E la fondazione Capellino sarà il proprietario unico di Almo Nature. Almo Nature non perseguirà un interesse privato, bensì l’interesse degli animali, sviluppando un nuovo modello di azienda. Almo Nature sarà, di fatto, “owned by the animals” (diventando proprietà dei cani, gatti e animali in generale).

La fondazione non avrà proprietari.  Risponderà all’autorità pubblica attraverso i suoi organi di gestione. Il fondatore avrà il solo diritto di essere membro a vita del consiglio di amministrazione.

La fondazione non distribuirà benefici a nessun individuo privato. In caso di scioglimento della fondazione, i suoi beni diventeranno proprietà dello Stato.

La fondazione sarà gestita da un consiglio di amministrazione che opererà con assoluta trasparenza, sotto il controllo delle autorità pubbliche. Ogni anno verranno pubblicati un bilancio chiaro e certificato, nonché i risultati ottenuti.

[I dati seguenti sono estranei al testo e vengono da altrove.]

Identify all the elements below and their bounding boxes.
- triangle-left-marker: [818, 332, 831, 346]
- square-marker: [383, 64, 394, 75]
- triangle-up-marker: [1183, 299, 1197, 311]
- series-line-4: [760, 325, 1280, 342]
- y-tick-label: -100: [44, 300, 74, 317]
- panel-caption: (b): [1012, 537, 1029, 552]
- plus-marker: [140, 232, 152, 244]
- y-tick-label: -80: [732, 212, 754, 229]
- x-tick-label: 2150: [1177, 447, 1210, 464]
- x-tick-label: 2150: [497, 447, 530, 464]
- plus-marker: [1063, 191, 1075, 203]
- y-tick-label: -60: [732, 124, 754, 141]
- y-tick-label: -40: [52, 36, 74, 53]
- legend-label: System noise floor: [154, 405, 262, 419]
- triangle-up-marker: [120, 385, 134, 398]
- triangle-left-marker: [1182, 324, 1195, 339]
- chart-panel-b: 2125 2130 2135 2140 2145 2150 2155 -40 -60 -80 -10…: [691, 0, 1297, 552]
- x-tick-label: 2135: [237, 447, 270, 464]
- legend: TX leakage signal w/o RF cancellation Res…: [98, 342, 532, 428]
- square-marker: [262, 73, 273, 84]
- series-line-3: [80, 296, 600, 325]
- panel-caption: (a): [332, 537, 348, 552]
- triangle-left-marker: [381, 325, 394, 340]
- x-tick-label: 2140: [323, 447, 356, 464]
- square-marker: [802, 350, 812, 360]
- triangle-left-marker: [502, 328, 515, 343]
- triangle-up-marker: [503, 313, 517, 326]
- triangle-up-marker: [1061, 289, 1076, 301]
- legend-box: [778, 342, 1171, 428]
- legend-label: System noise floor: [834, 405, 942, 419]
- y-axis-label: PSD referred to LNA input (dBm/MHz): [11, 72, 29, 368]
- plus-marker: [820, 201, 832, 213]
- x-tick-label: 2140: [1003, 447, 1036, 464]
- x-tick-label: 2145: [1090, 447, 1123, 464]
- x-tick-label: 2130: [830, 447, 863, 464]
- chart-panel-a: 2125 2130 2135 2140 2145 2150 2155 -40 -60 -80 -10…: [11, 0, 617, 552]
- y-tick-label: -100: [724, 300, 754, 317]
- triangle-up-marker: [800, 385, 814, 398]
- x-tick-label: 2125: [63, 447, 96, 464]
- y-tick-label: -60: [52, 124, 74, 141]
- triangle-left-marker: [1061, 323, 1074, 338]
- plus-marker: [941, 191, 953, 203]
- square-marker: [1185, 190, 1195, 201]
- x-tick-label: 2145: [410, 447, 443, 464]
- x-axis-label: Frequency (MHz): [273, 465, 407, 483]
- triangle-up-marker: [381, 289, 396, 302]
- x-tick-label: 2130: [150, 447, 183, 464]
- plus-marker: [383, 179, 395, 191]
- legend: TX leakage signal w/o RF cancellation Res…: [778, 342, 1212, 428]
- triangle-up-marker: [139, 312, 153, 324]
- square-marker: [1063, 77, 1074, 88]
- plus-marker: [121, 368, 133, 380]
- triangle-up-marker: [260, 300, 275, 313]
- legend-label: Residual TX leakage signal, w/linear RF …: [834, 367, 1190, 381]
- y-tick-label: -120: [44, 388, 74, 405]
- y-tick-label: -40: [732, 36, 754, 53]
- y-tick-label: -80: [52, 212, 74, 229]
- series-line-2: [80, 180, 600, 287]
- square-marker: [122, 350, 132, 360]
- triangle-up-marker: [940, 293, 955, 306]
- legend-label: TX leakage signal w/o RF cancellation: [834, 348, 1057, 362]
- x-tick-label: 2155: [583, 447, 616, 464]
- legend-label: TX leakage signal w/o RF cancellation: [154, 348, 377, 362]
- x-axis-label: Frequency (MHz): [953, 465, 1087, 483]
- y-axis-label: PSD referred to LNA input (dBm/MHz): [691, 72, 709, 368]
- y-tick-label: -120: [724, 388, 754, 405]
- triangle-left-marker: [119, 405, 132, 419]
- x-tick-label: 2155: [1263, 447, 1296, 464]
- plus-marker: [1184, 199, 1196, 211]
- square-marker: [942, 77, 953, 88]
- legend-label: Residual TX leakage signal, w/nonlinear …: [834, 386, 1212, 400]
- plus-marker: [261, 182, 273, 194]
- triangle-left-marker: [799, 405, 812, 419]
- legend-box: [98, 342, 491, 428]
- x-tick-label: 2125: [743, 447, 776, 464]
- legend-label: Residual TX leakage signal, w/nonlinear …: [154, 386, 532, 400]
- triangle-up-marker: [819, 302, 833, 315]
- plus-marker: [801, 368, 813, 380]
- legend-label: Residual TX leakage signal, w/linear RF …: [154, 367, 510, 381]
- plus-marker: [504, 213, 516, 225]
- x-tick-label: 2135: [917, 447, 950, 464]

La fondazione si finanzierà con tutti i profitti (dividendi) maturati dal 1° gennaio 2018 ed inoltre  tutti i beni di proprietà di Almo Nature verranno donati alla fondazione.

Secondo il fondatore, quanto sarà realizzato non sarà un’operazione di marketing. Lo sarebbe se Almo Nature avesse creato una fondazione cui destinare parte dei suoi utili.

Non è il caso di Almo Nature perché tutta la proprietà di Almo Nature passerà alla fondazione diventandone strumento al 100%. Cioè il 100% degli utili passeranno alla fondazione.

Dal capitalismo speculativo si passerà al capitalismo solidale: Almo Nature sarà un esempio di capitalismo solidale, secondo Pier Giovanni Capellino.

Pubblicato il 17/5/2018 alle 8.17 nella rubrica Diario.